Quant au Dr Alain Brisard, dermatologue installé depuis 1972 à Dax, il télétransmet ses FSE par Minitel et rencontre « quelquefois des problèmes techniques, mais ils sont simples à résoudre ». La carte Vitale a un inconvénient à ses yeux : ses patients âgés « mettent du temps à la chercher au fond de leur sac ». Un avantage aussi : « Lorsqu'ils la sortent enfin, cela clôt la consultation. »
(1) En ce qui concerne la télétransmission des autres professions de santé, la CPAM des Landes figure en 3e position pour les pharmaciens, au 12e rang pour les masseurs-kinésithérapeutes et à la 24e place pour les chirurgiens-dentistes.
Près de deux généralistes sur trois installés en France, envoient des FSE
Au 4 avril, les caisses primaires d'assurance-maladie ont reçu et traité plus de 136 millions de feuilles de soins électroniques (FSE).
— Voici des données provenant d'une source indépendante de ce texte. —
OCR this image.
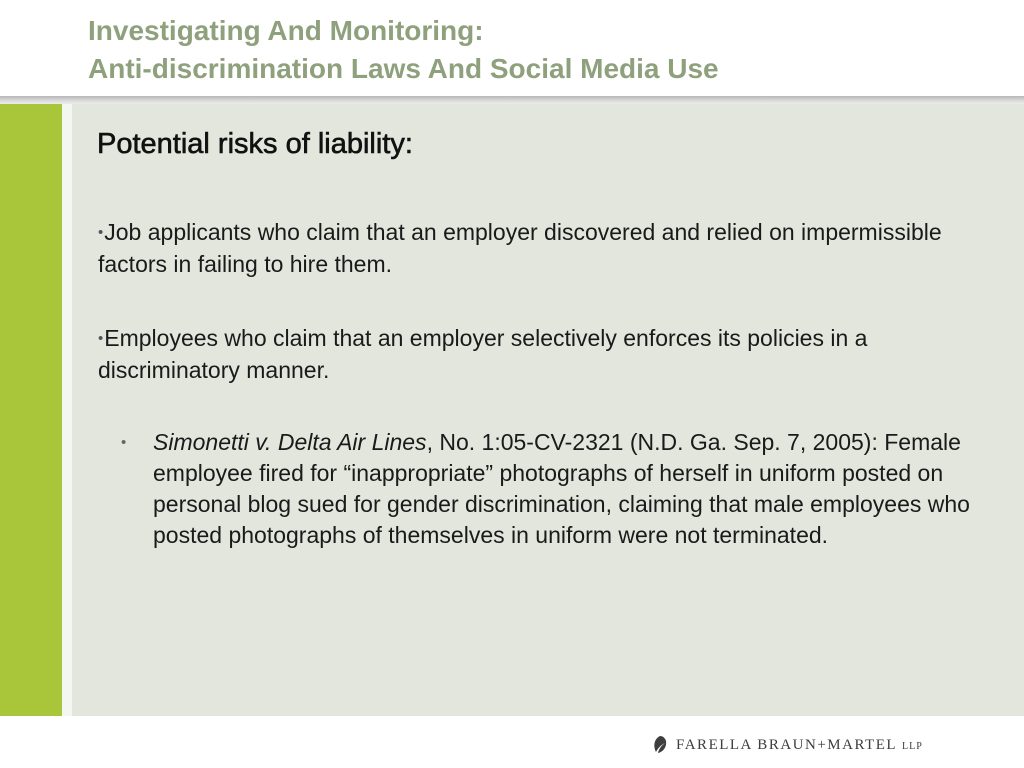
Investigating And Monitoring:
Anti-discrimination Laws And Social Media Use
Potential risks of liability:
•Job applicants who claim that an employer discovered and relied on impermissible factors in failing to hire them.
•Employees who claim that an employer selectively enforces its policies in a discriminatory manner.
• Simonetti v. Delta Air Lines, No. 1:05-CV-2321 (N.D. Ga. Sep. 7, 2005): Female employee fired for “inappropriate” photographs of herself in uniform posted on personal blog sued for gender discrimination, claiming that male employees who posted photographs of themselves in uniform were not terminated.
FARELLA BRAUN+MARTEL LLP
Sur les 104 521 médecins libéraux inscrits au fichier de la CNAM, 39 461 généralistes (soit 67,75 %) et 15 004 spécialistes (32,35 %) font de la télétransmission.
Parmi les caisses les plus avancées dans la montée en charge du système SESAM-Vitale, au côté de la CPAM de Mont-de-Marsan, figurent les caisses de Pau, d'Epinal, de Montbéliard, de Roanne (qui ont toutes les quatre plus de 93 % de généralistes utilisant Vitale) et Foix.